Berita Terhangat China Tuntut Ri Batalkan Penamaan Bahari Natuna Utara

Laut Natuna Utara (Istimewa)

China menuntut semoga RI membatalkan keputusan untuk mengganti nama bab dari Laut China Selatan. Indonesia memutuskan untuk mengganti nama wilayah maritimnya di bab barat daya Laut China Selatan dengan nama Laut Natuna Utara.

Kementerian Luar Negeri China mengirim sebuah catatan resmi ke Kedutaan Besar Indonesia di Beijing untuk menyatakan penolakannya terhadap langkah 14 Juli di Jakarta.
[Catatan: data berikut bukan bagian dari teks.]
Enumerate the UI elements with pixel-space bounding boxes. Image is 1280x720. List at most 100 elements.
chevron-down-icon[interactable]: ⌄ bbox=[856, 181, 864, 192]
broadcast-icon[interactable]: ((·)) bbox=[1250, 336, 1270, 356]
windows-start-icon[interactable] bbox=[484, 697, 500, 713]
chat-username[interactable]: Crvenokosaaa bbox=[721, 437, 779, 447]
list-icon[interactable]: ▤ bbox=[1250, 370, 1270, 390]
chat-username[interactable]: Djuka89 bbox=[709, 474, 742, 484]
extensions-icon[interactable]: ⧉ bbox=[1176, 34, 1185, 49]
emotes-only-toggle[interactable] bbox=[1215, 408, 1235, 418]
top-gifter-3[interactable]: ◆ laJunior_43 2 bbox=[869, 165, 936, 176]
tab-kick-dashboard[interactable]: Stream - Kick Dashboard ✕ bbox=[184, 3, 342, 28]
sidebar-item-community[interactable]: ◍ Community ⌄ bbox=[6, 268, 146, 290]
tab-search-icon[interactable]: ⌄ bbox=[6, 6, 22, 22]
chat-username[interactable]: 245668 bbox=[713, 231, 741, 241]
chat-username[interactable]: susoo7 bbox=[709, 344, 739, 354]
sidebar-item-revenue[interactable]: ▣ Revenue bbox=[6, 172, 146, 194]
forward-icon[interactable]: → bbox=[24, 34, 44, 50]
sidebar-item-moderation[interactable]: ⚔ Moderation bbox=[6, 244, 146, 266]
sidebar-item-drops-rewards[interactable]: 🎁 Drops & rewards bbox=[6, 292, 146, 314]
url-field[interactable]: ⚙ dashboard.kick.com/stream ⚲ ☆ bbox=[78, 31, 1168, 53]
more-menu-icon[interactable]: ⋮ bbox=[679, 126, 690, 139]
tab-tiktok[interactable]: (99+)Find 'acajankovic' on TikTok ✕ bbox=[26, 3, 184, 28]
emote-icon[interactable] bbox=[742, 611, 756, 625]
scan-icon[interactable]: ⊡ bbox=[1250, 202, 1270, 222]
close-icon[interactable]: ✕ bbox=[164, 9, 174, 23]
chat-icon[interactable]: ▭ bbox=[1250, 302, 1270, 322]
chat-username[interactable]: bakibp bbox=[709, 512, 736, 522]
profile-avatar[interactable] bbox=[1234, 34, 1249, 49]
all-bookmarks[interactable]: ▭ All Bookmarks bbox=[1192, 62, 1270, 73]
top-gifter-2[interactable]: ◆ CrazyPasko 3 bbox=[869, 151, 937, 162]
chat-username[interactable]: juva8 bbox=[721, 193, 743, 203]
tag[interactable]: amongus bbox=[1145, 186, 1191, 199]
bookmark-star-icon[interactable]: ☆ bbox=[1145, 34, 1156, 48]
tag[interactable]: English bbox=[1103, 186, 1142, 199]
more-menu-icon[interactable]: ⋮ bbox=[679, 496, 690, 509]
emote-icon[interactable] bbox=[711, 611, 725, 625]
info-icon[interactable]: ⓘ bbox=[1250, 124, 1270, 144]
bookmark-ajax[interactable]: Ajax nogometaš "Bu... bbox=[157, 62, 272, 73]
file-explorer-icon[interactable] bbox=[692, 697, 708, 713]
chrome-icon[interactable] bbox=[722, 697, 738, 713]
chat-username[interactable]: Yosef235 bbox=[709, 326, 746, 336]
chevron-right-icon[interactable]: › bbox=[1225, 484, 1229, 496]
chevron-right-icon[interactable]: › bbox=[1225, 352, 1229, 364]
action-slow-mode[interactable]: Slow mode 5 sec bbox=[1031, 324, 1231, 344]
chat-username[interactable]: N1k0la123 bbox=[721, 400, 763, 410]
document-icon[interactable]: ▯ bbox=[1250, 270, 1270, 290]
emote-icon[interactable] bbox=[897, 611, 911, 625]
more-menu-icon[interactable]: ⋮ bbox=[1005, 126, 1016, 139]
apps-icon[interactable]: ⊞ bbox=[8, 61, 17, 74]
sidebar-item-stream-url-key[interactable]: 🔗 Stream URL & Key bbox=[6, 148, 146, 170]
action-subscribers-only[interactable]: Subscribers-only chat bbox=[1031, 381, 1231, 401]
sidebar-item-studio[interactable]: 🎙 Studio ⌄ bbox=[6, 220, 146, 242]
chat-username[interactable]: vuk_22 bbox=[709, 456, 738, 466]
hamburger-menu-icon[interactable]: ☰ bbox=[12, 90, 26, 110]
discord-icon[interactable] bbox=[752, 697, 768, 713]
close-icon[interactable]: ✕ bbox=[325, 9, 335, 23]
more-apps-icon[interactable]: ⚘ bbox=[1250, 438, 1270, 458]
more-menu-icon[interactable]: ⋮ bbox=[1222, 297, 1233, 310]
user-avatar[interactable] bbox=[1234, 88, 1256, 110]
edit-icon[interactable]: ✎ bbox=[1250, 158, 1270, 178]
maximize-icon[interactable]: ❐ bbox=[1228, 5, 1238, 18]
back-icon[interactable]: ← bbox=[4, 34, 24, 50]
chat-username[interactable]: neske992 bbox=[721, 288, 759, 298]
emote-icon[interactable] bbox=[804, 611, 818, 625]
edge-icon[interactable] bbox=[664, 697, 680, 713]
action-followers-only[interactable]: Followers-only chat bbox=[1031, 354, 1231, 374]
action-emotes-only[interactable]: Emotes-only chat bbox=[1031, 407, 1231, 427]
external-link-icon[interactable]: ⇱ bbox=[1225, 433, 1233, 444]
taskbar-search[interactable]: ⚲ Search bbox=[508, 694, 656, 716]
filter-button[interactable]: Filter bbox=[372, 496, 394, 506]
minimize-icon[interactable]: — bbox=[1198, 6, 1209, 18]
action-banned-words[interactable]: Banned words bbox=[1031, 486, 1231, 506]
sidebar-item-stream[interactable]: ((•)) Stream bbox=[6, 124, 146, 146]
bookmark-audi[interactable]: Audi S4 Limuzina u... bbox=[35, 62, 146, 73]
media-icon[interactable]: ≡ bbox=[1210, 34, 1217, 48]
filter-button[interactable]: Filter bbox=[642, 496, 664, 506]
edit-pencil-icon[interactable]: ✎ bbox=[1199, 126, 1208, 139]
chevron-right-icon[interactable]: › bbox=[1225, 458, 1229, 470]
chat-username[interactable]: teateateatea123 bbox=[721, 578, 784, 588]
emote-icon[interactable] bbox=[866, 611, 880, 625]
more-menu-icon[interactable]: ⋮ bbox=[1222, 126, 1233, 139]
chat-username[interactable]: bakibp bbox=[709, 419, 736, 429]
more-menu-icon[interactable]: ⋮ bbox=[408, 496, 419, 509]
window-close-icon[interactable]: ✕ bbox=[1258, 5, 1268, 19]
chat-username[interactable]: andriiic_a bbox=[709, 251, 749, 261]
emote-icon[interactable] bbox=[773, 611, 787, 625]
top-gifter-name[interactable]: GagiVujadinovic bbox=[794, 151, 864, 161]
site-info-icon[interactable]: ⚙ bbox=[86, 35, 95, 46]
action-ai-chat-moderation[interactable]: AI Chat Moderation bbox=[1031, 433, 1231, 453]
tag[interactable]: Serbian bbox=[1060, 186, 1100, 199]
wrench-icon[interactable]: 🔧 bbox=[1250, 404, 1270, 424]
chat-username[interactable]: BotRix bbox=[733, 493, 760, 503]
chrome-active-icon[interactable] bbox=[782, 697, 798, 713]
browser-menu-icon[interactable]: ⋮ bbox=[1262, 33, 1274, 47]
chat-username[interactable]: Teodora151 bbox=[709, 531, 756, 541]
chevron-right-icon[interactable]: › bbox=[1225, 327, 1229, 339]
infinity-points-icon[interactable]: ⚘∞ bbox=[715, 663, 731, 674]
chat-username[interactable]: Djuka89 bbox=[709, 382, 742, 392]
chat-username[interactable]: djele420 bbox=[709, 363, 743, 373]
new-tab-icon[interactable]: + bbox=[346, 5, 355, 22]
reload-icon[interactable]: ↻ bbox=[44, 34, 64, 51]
Saat itu, pemerintah Indonesia mengumumkan sebuah peta resmi gres kepulauan nasional yang mengungkapkan penggantian nama wilayah tersebut.

Dalam surat tertanggal 25 Agustus, China menyampaikan bahwa langkah Indonesia untuk mengubah nama yang diterima secara internasional menghasilkan komplikasi dan ekspansi perselisihan, serta mempengaruhi perdamaian dan stabilitas.

Hubungan China-Indonesia berkembang dengan cara yang sehat dan stabil, dan perselisihan Laut Cina Selatan berkembang dengan baik,” kata Kementerian Luar Negeri China.

Tindakan perubahan nama sepihak unilateral tidak aman untuk mempertahankan situasi yang sangat baik ini,” sambung isi surat itu menyerupai dikutip dari Channel News Asia, Minggu (3/9/2017).

Beijing juga menyampaikan China dan Indonesia mempunyai tumpang tindih klaim maritim di barat daya Laut Cina Selatan. Beijing menyampaikan bahwa penggantian nama kawasan tersebut tidak akan mengubah fakta ini.

Indonesia tidak pernah mengklaim bab dari Laut Cina Selatan, yang diperselisihkan China dengan Filipina, Brunei, Malaysia, Taiwan dan Vietnam. Tapi perairan yang kini disebut Laut Natuna Utara tumpang tindih dengan Garis Sembilan-Dash yang dinyatakan secara sepihak oleh China, yang menguasai hampir seluruh Laut Cina Selatan.

Langkah Indonesia dilakukan sehabis pada tahun 2016 pengadilan arbitrase di Den Haag, Belanda, memutuskan perselisihan Laut China Selatan antara China dan Filipina. Dalam putusannya, pengadilan arbitrase internasional menyimpulkan bahwa tidak ada dasar aturan atau historis untuk klaim China terhadap perairan yang kaya sumber daya alam itu.

Pada bulan Juli, Menteri Koordinator Kelautan Indonesia Luhut Pandjaitan menyangkal bahwa Indonesia mengganti nama Laut Cina Selatan. Luhut menyatakan perairan utara kepulauan Natuna merupakan bab dari zona ekonomi pribadi Indonesia.